中学の修学旅行初日、大好きな田沢さんにフラれた(というより告白すらできなかった)僕の友人・前野くんは落ち込みきっていた。
2日目以降のことを考えずに煽りまくった我々にも責任があるため、僕らも気軽に「落ち込むな」とか「頑張れ」とかは言えず、声をかけあぐねていた。
しかし、彼は自分の足で立ち直れる男だった。
「俺、2番目に好きな人に告白する」
修学旅行2日目の夜、前野くんはまさかの強気発言をぶちかましてきた。
言っていることは完全にクソ野郎であるが、彼の発言に男子一同は沸いた。
落ち込んでいた友達が立ち直った上に、そいつが修学旅行中に2人の女子に告白しようとしている。

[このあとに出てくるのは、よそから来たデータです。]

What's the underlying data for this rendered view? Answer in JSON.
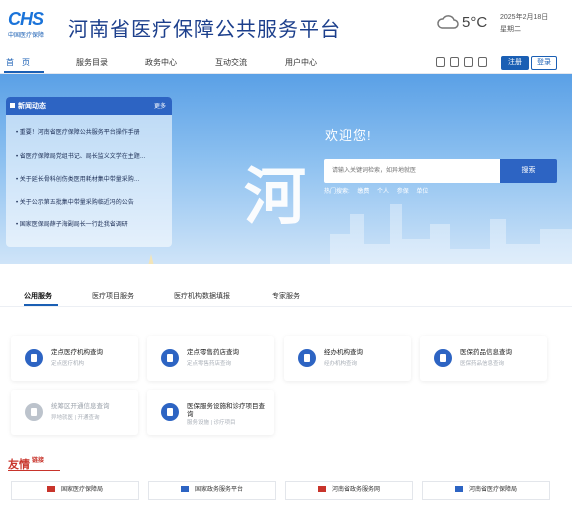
{
  "header": {
    "logo_text": "CHS",
    "logo_sub": "中国医疗保障",
    "title": "河南省医疗保障公共服务平台",
    "weather_icon": "cloud-icon",
    "temperature": "5°C",
    "date": "2025年2月18日",
    "weekday": "星期二"
  },
  "nav": {
    "items": [
      "首　页",
      "服务目录",
      "政务中心",
      "互动交流",
      "用户中心"
    ],
    "register": "注册",
    "login": "登录"
  },
  "news": {
    "title": "新闻动态",
    "more": "更多",
    "items": [
      "重要！河南省医疗保障公共服务平台操作手册",
      "省医疗保障局党组书记、局长监义文学在主题…",
      "关于延长骨科创伤类医用耗材集中带量采购…",
      "关于公示第五批集中带量采购临近冯的公告",
      "国家医保局薛子海副局长一行赴我省调研"
    ]
  },
  "hero": {
    "welcome": "欢迎您!",
    "calligraphy": "河",
    "search_placeholder": "请输入关键词检索，如异地就医",
    "search_button": "搜索",
    "hot_label": "热门搜索:",
    "hot_terms": [
      "缴费",
      "个人",
      "参保",
      "单位"
    ]
  },
  "tabs": [
    "公用服务",
    "医疗项目服务",
    "医疗机构数据填报",
    "专家服务"
  ],
  "cards": [
    {
      "title": "定点医疗机构查询",
      "sub": "定点医疗机构",
      "icon": "hospital-plus-icon",
      "enabled": true
    },
    {
      "title": "定点零售药店查询",
      "sub": "定点零售药店查询",
      "icon": "pharmacy-icon",
      "enabled": true
    },
    {
      "title": "经办机构查询",
      "sub": "经办机构查询",
      "icon": "home-icon",
      "enabled": true
    },
    {
      "title": "医保药品信息查询",
      "sub": "医保药品信息查询",
      "icon": "medicine-bottle-icon",
      "enabled": true
    },
    {
      "title": "统筹区开通信息查询",
      "sub": "异地就医 | 开通查询",
      "icon": "document-icon",
      "enabled": false
    },
    {
      "title": "医保服务设施和诊疗项目查询",
      "sub": "服务设施 | 诊疗项目",
      "icon": "network-icon",
      "enabled": true
    }
  ],
  "friend_links": {
    "title_a": "友情",
    "title_b": "链接",
    "items": [
      {
        "label": "国家医疗保障局",
        "icon": "emblem-icon"
      },
      {
        "label": "国家政务服务平台",
        "icon": "flag-icon"
      },
      {
        "label": "河南省政务服务网",
        "icon": "emblem-icon"
      },
      {
        "label": "河南省医疗保障局",
        "icon": "flag-icon"
      }
    ]
  }
}
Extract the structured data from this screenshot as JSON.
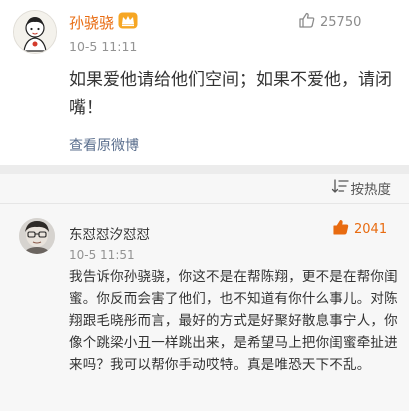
{
  "post": {
    "author": "孙骁骁",
    "time": "10-5 11:11",
    "likes": "25750",
    "text": "如果爱他请给他们空间；如果不爱他，请闭嘴！",
    "view_original": "查看原微博"
  },
  "comments_header": {
    "sort_label": "按热度"
  },
  "comments": [
    {
      "author": "东怼怼汐怼怼",
      "time": "10-5 11:51",
      "likes": "2041",
      "text": "我告诉你孙骁骁，你这不是在帮陈翔，更不是在帮你闺蜜。你反而会害了他们，也不知道有你什么事儿。对陈翔跟毛晓彤而言，最好的方式是好聚好散息事宁人，你像个跳梁小丑一样跳出来，是希望马上把你闺蜜牵扯进来吗？我可以帮你手动哎特。真是唯恐天下不乱。"
    }
  ],
  "icons": {
    "like": "thumb-up-icon",
    "sort": "sort-lines-icon",
    "badge": "crown-badge-icon"
  },
  "colors": {
    "author_name": "#e86b10",
    "link": "#5b6f8e",
    "liked_count": "#e86b10",
    "meta_gray": "#939393",
    "page_bg": "#f2f2f2"
  }
}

この異常事態と前野くんの"意地でも彼女欲しい"という前のめりな姿勢が熱狂の渦を巻き起こしたのだ。
「前野、お前の覚悟見たよ。俺がお前の代わりに呼び出しの電話をかけてやる」
前野くんの心意気に感動した別の男子が、伝令役を買って出た。
しかし、この心遣いが裏目に出る。
呼び出すための内線電話をかけると、同じ部屋に昨日告白した田沢さんもいたのである。
部屋割りが初日の夜と変わっていたことを男子全員見過ごしていた。
50人もいるのに男子はバカしかいなかった。
こうして前野くんはまたしても告白できなかった上、別々の女子に日替わりで告白しようとしたクソ野郎と認識されてしまったのだ(まあ合ってるんだけど)。
修学旅行3日目の朝。
女子一同の殺意と軽蔑半々が混じり合った視線を向けられる前野くんは人生終わりと言わんばかりの表情で朝食も手につかないようだった。

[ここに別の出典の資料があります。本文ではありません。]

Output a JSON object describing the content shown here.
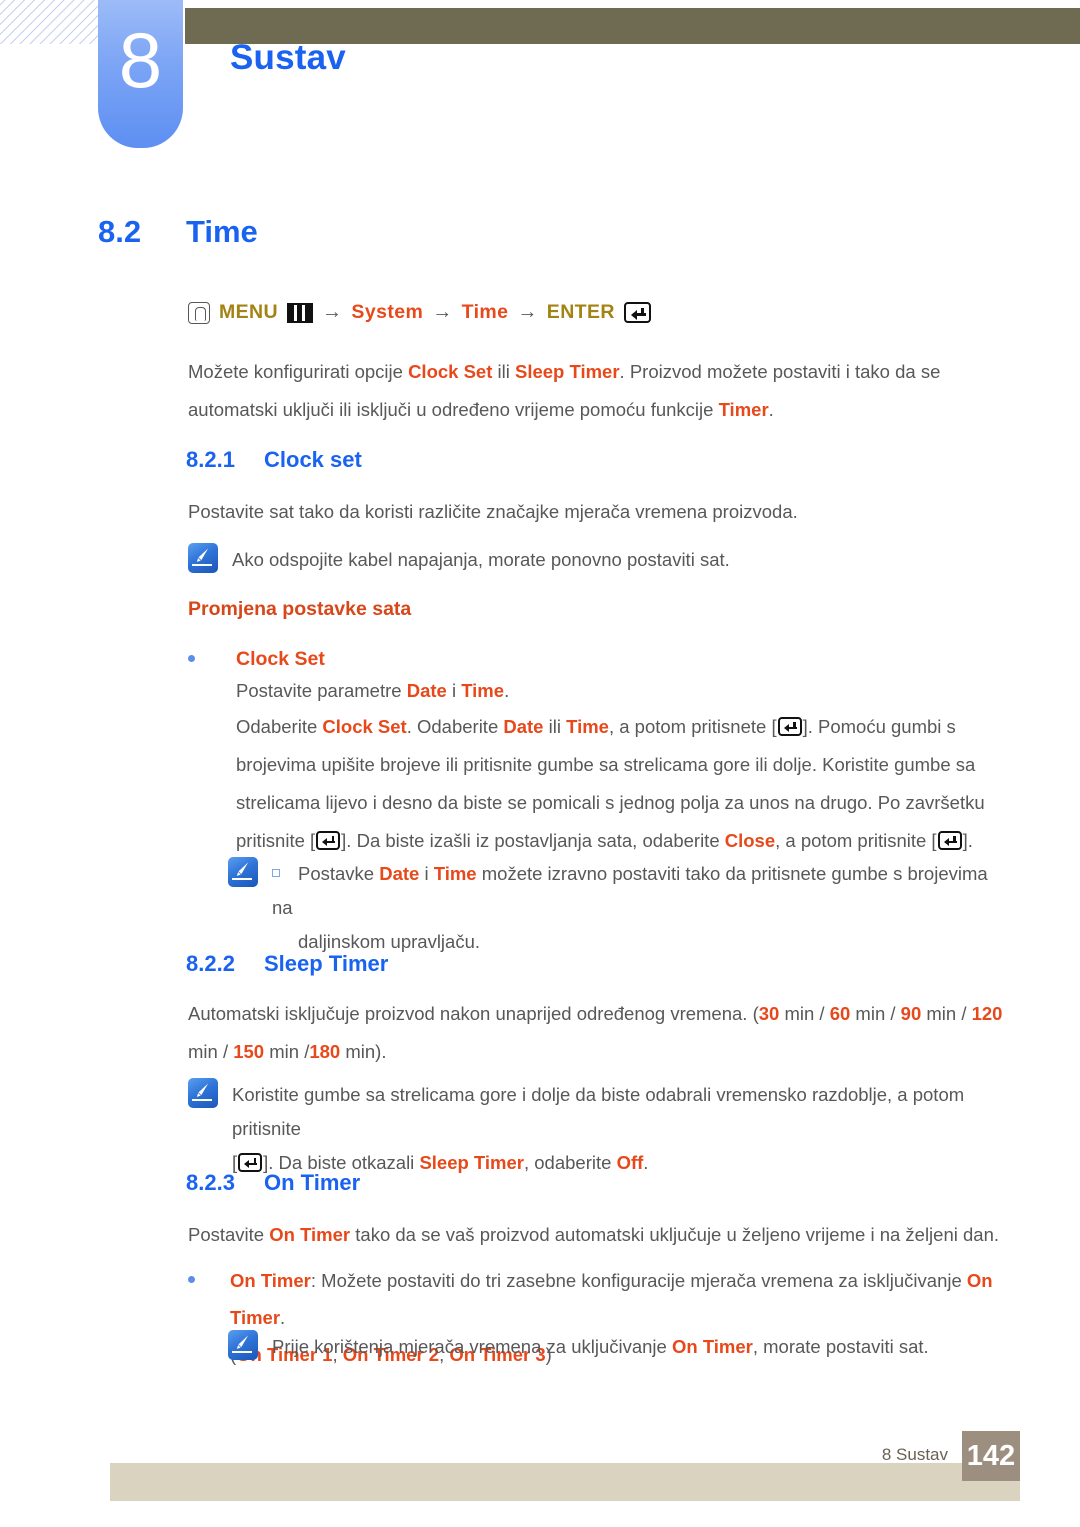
{
  "header": {
    "chapter_number": "8",
    "chapter_title": "Sustav"
  },
  "section": {
    "number": "8.2",
    "title": "Time"
  },
  "menu_path": {
    "menu_label": "MENU",
    "item1": "System",
    "item2": "Time",
    "enter_label": "ENTER",
    "arrow": "→",
    "icons": [
      "hand-press-icon",
      "menu-grid-icon",
      "enter-key-icon"
    ]
  },
  "intro": {
    "line1_a": "Možete konfigurirati opcije ",
    "line1_kw1": "Clock Set",
    "line1_b": " ili ",
    "line1_kw2": "Sleep Timer",
    "line1_c": ". Proizvod možete postaviti i tako da se automatski",
    "line2_a": "uključi ili isključi u određeno vrijeme pomoću funkcije ",
    "line2_kw": "Timer",
    "line2_b": "."
  },
  "clock_set": {
    "number": "8.2.1",
    "title": "Clock set",
    "desc": "Postavite sat tako da koristi različite značajke mjerača vremena proizvoda.",
    "note": "Ako odspojite kabel napajanja, morate ponovno postaviti sat.",
    "subheading": "Promjena postavke sata",
    "bullet_label": "Clock Set",
    "bullet_line_a": "Postavite parametre ",
    "bullet_line_kw1": "Date",
    "bullet_line_b": " i ",
    "bullet_line_kw2": "Time",
    "bullet_line_c": ".",
    "p_l1_a": "Odaberite ",
    "p_l1_kw1": "Clock Set",
    "p_l1_b": ". Odaberite ",
    "p_l1_kw2": "Date",
    "p_l1_c": " ili ",
    "p_l1_kw3": "Time",
    "p_l1_d": ", a potom pritisnete [",
    "p_l1_e": "]. Pomoću gumbi s brojevima",
    "p_l2": "upišite brojeve ili pritisnite gumbe sa strelicama gore ili dolje. Koristite gumbe sa strelicama lijevo i",
    "p_l3_a": "desno da biste se pomicali s jednog polja za unos na drugo. Po završetku pritisnite [",
    "p_l3_b": "]. Da biste",
    "p_l4_a": "izašli iz postavljanja sata, odaberite ",
    "p_l4_kw": "Close",
    "p_l4_b": ", a potom pritisnite [",
    "p_l4_c": "].",
    "note2_a": "Postavke ",
    "note2_kw1": "Date",
    "note2_b": " i ",
    "note2_kw2": "Time",
    "note2_c": " možete izravno postaviti tako da pritisnete gumbe s brojevima na",
    "note2_d": "daljinskom upravljaču."
  },
  "sleep_timer": {
    "number": "8.2.2",
    "title": "Sleep Timer",
    "desc_a": "Automatski isključuje proizvod nakon unaprijed određenog vremena. (",
    "opt1": "30",
    "opt1_unit": " min / ",
    "opt2": "60",
    "opt2_unit": " min / ",
    "opt3": "90",
    "opt3_unit": " min / ",
    "opt4": "120",
    "opt4_unit": " min",
    "desc_b": "/ ",
    "opt5": "150",
    "opt5_unit": " min /",
    "opt6": "180",
    "opt6_unit": " min).",
    "note_l1": "Koristite gumbe sa strelicama gore i dolje da biste odabrali vremensko razdoblje, a potom pritisnite",
    "note_l2_a": "[",
    "note_l2_b": "]. Da biste otkazali ",
    "note_l2_kw1": "Sleep Timer",
    "note_l2_c": ", odaberite ",
    "note_l2_kw2": "Off",
    "note_l2_d": "."
  },
  "on_timer": {
    "number": "8.2.3",
    "title": "On Timer",
    "desc_a": "Postavite ",
    "desc_kw": "On Timer",
    "desc_b": " tako da se vaš proizvod automatski uključuje u željeno vrijeme i na željeni dan.",
    "bullet_kw1": "On Timer",
    "bullet_a": ": Možete postaviti do tri zasebne konfiguracije mjerača vremena za isključivanje ",
    "bullet_kw2": "On Timer",
    "bullet_b": ".",
    "bullet_l2_open": "(",
    "bullet_l2_kw1": "On Timer 1",
    "bullet_l2_sep1": ", ",
    "bullet_l2_kw2": "On Timer 2",
    "bullet_l2_sep2": ", ",
    "bullet_l2_kw3": "On Timer 3",
    "bullet_l2_close": ")",
    "note_a": "Prije korištenja mjerača vremena za uključivanje ",
    "note_kw": "On Timer",
    "note_b": ", morate postaviti sat."
  },
  "footer": {
    "text": "8 Sustav",
    "page": "142"
  },
  "colors": {
    "heading_blue": "#1a62f0",
    "keyword_red": "#e8491b",
    "menu_olive": "#a38314",
    "body_gray": "#58585a",
    "header_bar": "#6f6b52",
    "footer_bar": "#d9d3bf",
    "page_box": "#9d8f80"
  }
}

僕らの学校は中高一貫だったため、彼はその後の高校3年間にも影響する好感度を失ったのである。
その絶望感が、彼をさらなる奇行に走らせた。
「俺、屋根裏に上って女子の部屋にいく」
3日目の夜に前野くんがそう言った時、男子はみんな「ああ、とうとう前野くんは壊れてしまった」と思った。
しかし、話を聞くとどうやらそうではないらしい。
彼の話を要約するとこんな感じだった。
「みんなが俺を後押ししてくれて、告白はできなかったけど一肌剥けれた気がする。
実は、昨日押入れの中に天井裏に入れる穴を見つけた。
女子に嫌われた俺に失うものは何もない。俺が女子の部屋の声を聞いて最新情報を入手し、みんなの役に立ちたい」
なんて友情に厚い男なんだ。
僕らのせいで青春を失ったとも言えるのに、あまつさえ感謝されているなんて。
僕たちは歓喜し彼を讃え、全力でアシストすることを決めた。
女子の部屋は3階、男子の部屋は2階。
ボロい旅館だし、確かに床下に入れば女子の声は聞こえるかもしれない。
僕たちは協力して前野くんを天井裏に押し上げた。
しかし、ここでもやはり彼は持っていない男だった。
僅か約1分後、前野くんの片足が天井をブチ抜いたのだ。
その光景はインパクトが強過ぎて一生忘れることができそうにない。
天井から足が突き出ている光景は本当に異様で、「犬神家の一族」逆バージョンを見てるようだった。
僕らは天井から突き出した前野くんの足と散らばった木片を見て、今晩も長くなることを直感した。